Aisyah tahu jelas itu. Aku melihat raut wajahnya sudah mulai berubah. Naluri sebagai seorang ibu membuatku tak dapat menahan diri untuk tidak segera memeluknya. Tangisnya tumpah ruah dalam pelukanku, begitupun dengan aku.
Di lain waktu sang JiPi memarahinya ketika ia melompat di punggung JiPi. Sebenarnya JiPi selalu berusaha tidak memarahi Aisyah jika di depanku, karena rasa sayangnya pada Sachio yang jauh melebihi Aisyah, memang membuatku menjaga hak dan 'posisi' Aisyah di dalam keluarga, sehingga jiPi berusaha tidak membuatku tersinggung.
JiPi selalu menganggap Sachio cucu terbaik, jadilah aku berusaha keras agar Aisyah terhindar dari fitnah (tuduhan) sepupu-sepupunya itu. Meskipun mereka semuanya masih anak-anak. Karena si JiPi tidak pernah mau bertanya terlebih dahulu, melainkan menelan mentah-mentah aduan dari salah satu cucunya, lalu langsung menegur yang lainnya. Dan keseringan ditujukan pada Aisyah, mengingat Aisyah anak yang paling bontot.
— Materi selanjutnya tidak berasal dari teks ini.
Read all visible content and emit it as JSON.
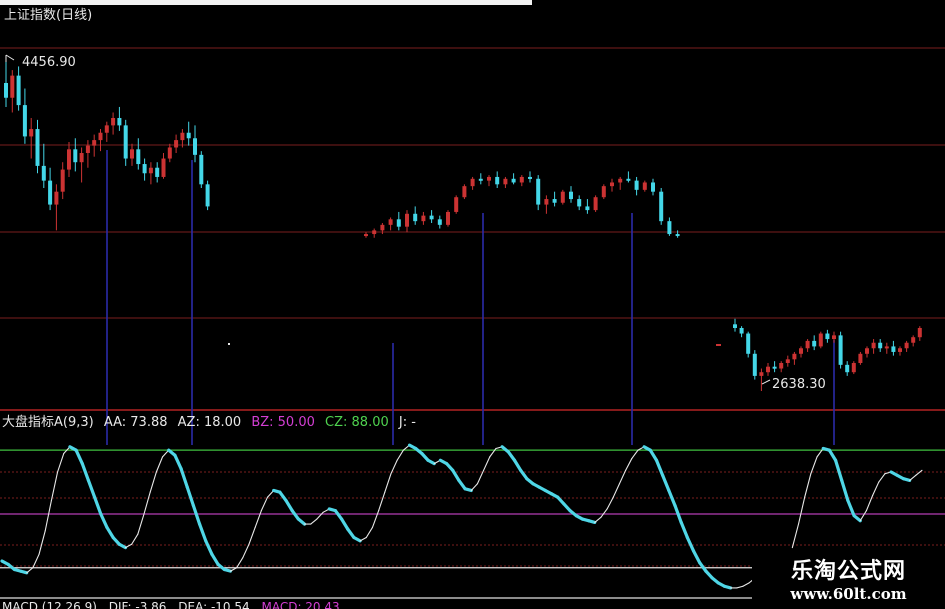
{
  "chart_data": [
    {
      "type": "candlestick",
      "title": "上证指数(日线)",
      "max_label": "4456.90",
      "min_label": "2638.30",
      "colors": {
        "up": "#cc3333",
        "down": "#44d7e8",
        "vline": "#2a2aa8",
        "grid": "#7a1e1e",
        "border": "#b22222"
      },
      "grid": true,
      "candles": [
        {
          "o": 4310,
          "h": 4457,
          "l": 4180,
          "c": 4230
        },
        {
          "o": 4230,
          "h": 4380,
          "l": 4150,
          "c": 4350
        },
        {
          "o": 4350,
          "h": 4400,
          "l": 4160,
          "c": 4190
        },
        {
          "o": 4190,
          "h": 4280,
          "l": 3980,
          "c": 4020
        },
        {
          "o": 4020,
          "h": 4120,
          "l": 3900,
          "c": 4060
        },
        {
          "o": 4060,
          "h": 4110,
          "l": 3820,
          "c": 3860
        },
        {
          "o": 3860,
          "h": 3980,
          "l": 3740,
          "c": 3780
        },
        {
          "o": 3780,
          "h": 3850,
          "l": 3620,
          "c": 3650
        },
        {
          "o": 3650,
          "h": 3760,
          "l": 3510,
          "c": 3720
        },
        {
          "o": 3720,
          "h": 3880,
          "l": 3680,
          "c": 3840
        },
        {
          "o": 3840,
          "h": 3990,
          "l": 3800,
          "c": 3950
        },
        {
          "o": 3950,
          "h": 4010,
          "l": 3830,
          "c": 3880
        },
        {
          "o": 3880,
          "h": 3960,
          "l": 3770,
          "c": 3930
        },
        {
          "o": 3930,
          "h": 4000,
          "l": 3850,
          "c": 3970
        },
        {
          "o": 3970,
          "h": 4030,
          "l": 3910,
          "c": 4000
        },
        {
          "o": 4000,
          "h": 4060,
          "l": 3940,
          "c": 4040
        },
        {
          "o": 4040,
          "h": 4100,
          "l": 3990,
          "c": 4080
        },
        {
          "o": 4080,
          "h": 4150,
          "l": 4030,
          "c": 4120
        },
        {
          "o": 4120,
          "h": 4180,
          "l": 4050,
          "c": 4080
        },
        {
          "o": 4080,
          "h": 4110,
          "l": 3860,
          "c": 3900
        },
        {
          "o": 3900,
          "h": 3980,
          "l": 3860,
          "c": 3950
        },
        {
          "o": 3950,
          "h": 4010,
          "l": 3840,
          "c": 3870
        },
        {
          "o": 3870,
          "h": 3900,
          "l": 3780,
          "c": 3820
        },
        {
          "o": 3820,
          "h": 3880,
          "l": 3760,
          "c": 3850
        },
        {
          "o": 3850,
          "h": 3880,
          "l": 3770,
          "c": 3800
        },
        {
          "o": 3800,
          "h": 3930,
          "l": 3790,
          "c": 3900
        },
        {
          "o": 3900,
          "h": 3980,
          "l": 3880,
          "c": 3960
        },
        {
          "o": 3960,
          "h": 4030,
          "l": 3930,
          "c": 4000
        },
        {
          "o": 4000,
          "h": 4060,
          "l": 3960,
          "c": 4040
        },
        {
          "o": 4040,
          "h": 4100,
          "l": 3970,
          "c": 4010
        },
        {
          "o": 4010,
          "h": 4080,
          "l": 3880,
          "c": 3920
        },
        {
          "o": 3920,
          "h": 3940,
          "l": 3740,
          "c": 3760
        },
        {
          "o": 3760,
          "h": 3780,
          "l": 3620,
          "c": 3640
        }
      ],
      "candles_mid": [
        {
          "o": 3480,
          "h": 3500,
          "l": 3470,
          "c": 3490
        },
        {
          "o": 3490,
          "h": 3520,
          "l": 3470,
          "c": 3510
        },
        {
          "o": 3510,
          "h": 3550,
          "l": 3490,
          "c": 3540
        },
        {
          "o": 3540,
          "h": 3580,
          "l": 3510,
          "c": 3570
        },
        {
          "o": 3570,
          "h": 3610,
          "l": 3510,
          "c": 3530
        },
        {
          "o": 3530,
          "h": 3620,
          "l": 3500,
          "c": 3600
        },
        {
          "o": 3600,
          "h": 3640,
          "l": 3540,
          "c": 3560
        },
        {
          "o": 3560,
          "h": 3610,
          "l": 3540,
          "c": 3590
        },
        {
          "o": 3590,
          "h": 3620,
          "l": 3550,
          "c": 3570
        },
        {
          "o": 3570,
          "h": 3590,
          "l": 3520,
          "c": 3540
        },
        {
          "o": 3540,
          "h": 3620,
          "l": 3530,
          "c": 3610
        },
        {
          "o": 3610,
          "h": 3700,
          "l": 3600,
          "c": 3690
        },
        {
          "o": 3690,
          "h": 3760,
          "l": 3680,
          "c": 3750
        },
        {
          "o": 3750,
          "h": 3800,
          "l": 3730,
          "c": 3790
        },
        {
          "o": 3790,
          "h": 3820,
          "l": 3760,
          "c": 3780
        },
        {
          "o": 3780,
          "h": 3810,
          "l": 3750,
          "c": 3800
        },
        {
          "o": 3800,
          "h": 3830,
          "l": 3740,
          "c": 3760
        },
        {
          "o": 3760,
          "h": 3800,
          "l": 3740,
          "c": 3790
        },
        {
          "o": 3790,
          "h": 3820,
          "l": 3760,
          "c": 3770
        },
        {
          "o": 3770,
          "h": 3810,
          "l": 3750,
          "c": 3800
        },
        {
          "o": 3800,
          "h": 3830,
          "l": 3770,
          "c": 3790
        },
        {
          "o": 3790,
          "h": 3810,
          "l": 3620,
          "c": 3650
        },
        {
          "o": 3650,
          "h": 3700,
          "l": 3600,
          "c": 3680
        },
        {
          "o": 3680,
          "h": 3720,
          "l": 3640,
          "c": 3660
        },
        {
          "o": 3660,
          "h": 3730,
          "l": 3650,
          "c": 3720
        },
        {
          "o": 3720,
          "h": 3750,
          "l": 3660,
          "c": 3680
        },
        {
          "o": 3680,
          "h": 3700,
          "l": 3620,
          "c": 3640
        },
        {
          "o": 3640,
          "h": 3680,
          "l": 3600,
          "c": 3620
        },
        {
          "o": 3620,
          "h": 3700,
          "l": 3610,
          "c": 3690
        },
        {
          "o": 3690,
          "h": 3760,
          "l": 3680,
          "c": 3750
        },
        {
          "o": 3750,
          "h": 3790,
          "l": 3720,
          "c": 3770
        },
        {
          "o": 3770,
          "h": 3800,
          "l": 3730,
          "c": 3790
        },
        {
          "o": 3790,
          "h": 3830,
          "l": 3770,
          "c": 3780
        },
        {
          "o": 3780,
          "h": 3800,
          "l": 3700,
          "c": 3730
        },
        {
          "o": 3730,
          "h": 3780,
          "l": 3720,
          "c": 3770
        },
        {
          "o": 3770,
          "h": 3790,
          "l": 3700,
          "c": 3720
        },
        {
          "o": 3720,
          "h": 3740,
          "l": 3540,
          "c": 3560
        },
        {
          "o": 3560,
          "h": 3580,
          "l": 3480,
          "c": 3490
        },
        {
          "o": 3490,
          "h": 3510,
          "l": 3470,
          "c": 3480
        }
      ],
      "candles_low": [
        {
          "o": 3000,
          "h": 3030,
          "l": 2960,
          "c": 2980
        },
        {
          "o": 2980,
          "h": 2990,
          "l": 2930,
          "c": 2950
        },
        {
          "o": 2950,
          "h": 2960,
          "l": 2820,
          "c": 2840
        },
        {
          "o": 2840,
          "h": 2860,
          "l": 2700,
          "c": 2720
        },
        {
          "o": 2720,
          "h": 2760,
          "l": 2638,
          "c": 2740
        },
        {
          "o": 2740,
          "h": 2790,
          "l": 2720,
          "c": 2770
        },
        {
          "o": 2770,
          "h": 2800,
          "l": 2740,
          "c": 2760
        },
        {
          "o": 2760,
          "h": 2800,
          "l": 2740,
          "c": 2790
        },
        {
          "o": 2790,
          "h": 2830,
          "l": 2770,
          "c": 2810
        },
        {
          "o": 2810,
          "h": 2850,
          "l": 2780,
          "c": 2840
        },
        {
          "o": 2840,
          "h": 2880,
          "l": 2820,
          "c": 2870
        },
        {
          "o": 2870,
          "h": 2920,
          "l": 2850,
          "c": 2910
        },
        {
          "o": 2910,
          "h": 2940,
          "l": 2860,
          "c": 2880
        },
        {
          "o": 2880,
          "h": 2960,
          "l": 2870,
          "c": 2950
        },
        {
          "o": 2950,
          "h": 2970,
          "l": 2900,
          "c": 2920
        },
        {
          "o": 2920,
          "h": 2960,
          "l": 2900,
          "c": 2940
        },
        {
          "o": 2940,
          "h": 2960,
          "l": 2760,
          "c": 2780
        },
        {
          "o": 2780,
          "h": 2800,
          "l": 2720,
          "c": 2740
        },
        {
          "o": 2740,
          "h": 2800,
          "l": 2730,
          "c": 2790
        },
        {
          "o": 2790,
          "h": 2850,
          "l": 2780,
          "c": 2840
        },
        {
          "o": 2840,
          "h": 2880,
          "l": 2820,
          "c": 2870
        },
        {
          "o": 2870,
          "h": 2920,
          "l": 2840,
          "c": 2900
        },
        {
          "o": 2900,
          "h": 2920,
          "l": 2850,
          "c": 2870
        },
        {
          "o": 2870,
          "h": 2900,
          "l": 2840,
          "c": 2880
        },
        {
          "o": 2880,
          "h": 2910,
          "l": 2830,
          "c": 2850
        },
        {
          "o": 2850,
          "h": 2880,
          "l": 2830,
          "c": 2870
        },
        {
          "o": 2870,
          "h": 2910,
          "l": 2850,
          "c": 2900
        },
        {
          "o": 2900,
          "h": 2940,
          "l": 2880,
          "c": 2930
        },
        {
          "o": 2930,
          "h": 2990,
          "l": 2910,
          "c": 2980
        }
      ],
      "ylim": [
        2600,
        4500
      ]
    },
    {
      "type": "line",
      "title": "大盘指标A(9,3)",
      "legend": [
        {
          "label": "AA: 73.88",
          "color": "#e8e8e8"
        },
        {
          "label": "AZ: 18.00",
          "color": "#e8e8e8"
        },
        {
          "label": "BZ: 50.00",
          "color": "#d33fd3"
        },
        {
          "label": "CZ: 88.00",
          "color": "#4fd24f"
        },
        {
          "label": "J: -",
          "color": "#e8e8e8"
        }
      ],
      "ylim": [
        0,
        100
      ],
      "levels": [
        {
          "name": "CZ",
          "value": 88,
          "color": "#3fbf3f"
        },
        {
          "name": "BZ",
          "value": 50,
          "color": "#b43cb4"
        },
        {
          "name": "AZ",
          "value": 18,
          "color": "#e0e0e0"
        }
      ],
      "series": [
        {
          "color": "#e8e8e8",
          "rising_color": "#e8e8e8",
          "falling_color": "#4fd6e6",
          "values": [
            22,
            20,
            17,
            16,
            15,
            18,
            26,
            40,
            58,
            75,
            86,
            90,
            88,
            80,
            70,
            60,
            50,
            42,
            36,
            32,
            30,
            32,
            38,
            50,
            63,
            75,
            84,
            88,
            85,
            77,
            66,
            55,
            44,
            34,
            26,
            20,
            17,
            16,
            18,
            24,
            32,
            42,
            52,
            60,
            64,
            63,
            58,
            52,
            47,
            44,
            44,
            47,
            51,
            53,
            52,
            47,
            41,
            36,
            34,
            36,
            42,
            52,
            63,
            74,
            82,
            88,
            91,
            89,
            86,
            82,
            80,
            82,
            80,
            76,
            70,
            65,
            64,
            68,
            76,
            84,
            89,
            90,
            87,
            82,
            76,
            71,
            68,
            66,
            64,
            62,
            60,
            56,
            52,
            49,
            47,
            46,
            45,
            48,
            53,
            60,
            68,
            76,
            83,
            88,
            90,
            88,
            82,
            73,
            64,
            55,
            45,
            36,
            28,
            21,
            16,
            12,
            9,
            7,
            6,
            6,
            7,
            9,
            12,
            15,
            18,
            22,
            null,
            null,
            30,
            44,
            60,
            74,
            84,
            89,
            88,
            82,
            70,
            58,
            49,
            46,
            52,
            61,
            69,
            74,
            75,
            73,
            71,
            70,
            73,
            76
          ]
        }
      ]
    }
  ],
  "macd_legend": [
    {
      "label": "MACD (12,26,9)",
      "color": "#e8e8e8"
    },
    {
      "label": "DIF: -3.86",
      "color": "#e8e8e8"
    },
    {
      "label": "DEA: -10.54",
      "color": "#e8e8e8"
    },
    {
      "label": "MACD: 20.43",
      "color": "#d33fd3"
    }
  ],
  "watermark": {
    "cn": "乐淘公式网",
    "url": "www.60lt.com"
  },
  "signals": [
    {
      "series": "price",
      "markers": 6
    }
  ]
}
Pada saat itu sebenarnya JiPi mengira yang melompat di punggungnya adalah Sachio, jadi ia menegur dengan keras. Meskipun ditegur dengan keras, jika itu adalah Sachio, ia tidak akan terluka karena ia tahu dengan jelas kalau JiPi menyayanginya, sementara Aylin disayang oleh JiEm. Sama halnya jika aku yang menegur Aisyah, dia tidak begitu peduli karena dia tahu dengan jelas kalau aku sangat menyayanginya. Tetapi jika Daddy yang menegurnya? Atau JiPi? Lain ceritanya.
Spontan Aisyah langsung terdiam, berusaha setengah mati menahan tangisannya yang lagi-lagi ia tumpahkan di dadaku karena aku tak sanggup membiarkannya seorang diri tanpa pegangan, selalu langsung menawarkan pelukanku. Dan aku .... tentu saja ikut menangis.
Aisyah ... aku adalah ibu yang cengeng, tidak mandiri, dan tak berdaya upaya ... tapi kuingin engkau tahu bahwa diri ini selalu ada untukmu. Tanpa kukatakan pun, Aisyah mengerti bahasa tubuhku. Selalu setelah aku peluk, ia bisa kembali bermain dengan ceria, tiada dendam dan kembali ceriwis, menceritakan serta bertanya apapun.
Seandainya kita sebagai orang tua bisa menyingkirkan sedikit saja ego demi anak-anak, seandainya saja sedikit pengorbanan bisa dilakukan untuk anak. Karena istri atau suami, masing-masing tidak saling bertautan dalam hal darah dan daging, tapi anak? Dalam dirinya mengalir darah kedua orang tuanya.
Bahkan ada kata pepatah yang mengatakan bahwa, "Anda memiliki waktu seumur hidup untuk bekerja, namun anak-anak hanya memiliki masa kecil sekali."
Berkumpullah dengan keluargamu sebelum kau dipisahkan oleh maut. Pulanglah ke rumah dan luangkan waktu untuk berkumpul bersama istri dan anak-anakmu, sebelum kau dipaksa pulang oleh Allah SWT.
Video itu kurekam saat Daddynya meminta ijin pada Aisyah untuk pergi kembali kerja dulu dan sore hari baru pergi mengantarkannya bermain di waterpark (duh aku sedih lagi setiap ingat). Saat itu sebenarnya Aisyah sudah khawatir Daddy nya ingkar janji.
Foto-foto di bawah ini ketika dia bermain sekedarnya di waterpark yang sebenarnya juga sudah tutup (aku mewek lagi).
Syukurnya, tidak berapa lama dia nyemplung, datang anak sepantaran dia. Kebetulan memang saat itu satu kolam sedang digunakan buat latihan renang para atlit cilik. Mungkin anak seusianya itu adalah anak yang sedang menunggu selesainya latihan atau anak sekitar lokasi. Aisyah sudah pandai berkenalan, Aisyah bilang kalau nama temannya itu Ira.
Sehat-sehat selalu ya anak-anakku, aamiin.
Salam cinta selalu dari Mami kalian yang cengeng ini. Heheheee ...
Kelak jika raga ini sudah tak ada di sisi kalian, tulisan ini masih bisa dibaca untuk mengenangku, terutama mengenang hangatnya pelukanku saat kalian merasa sendirian.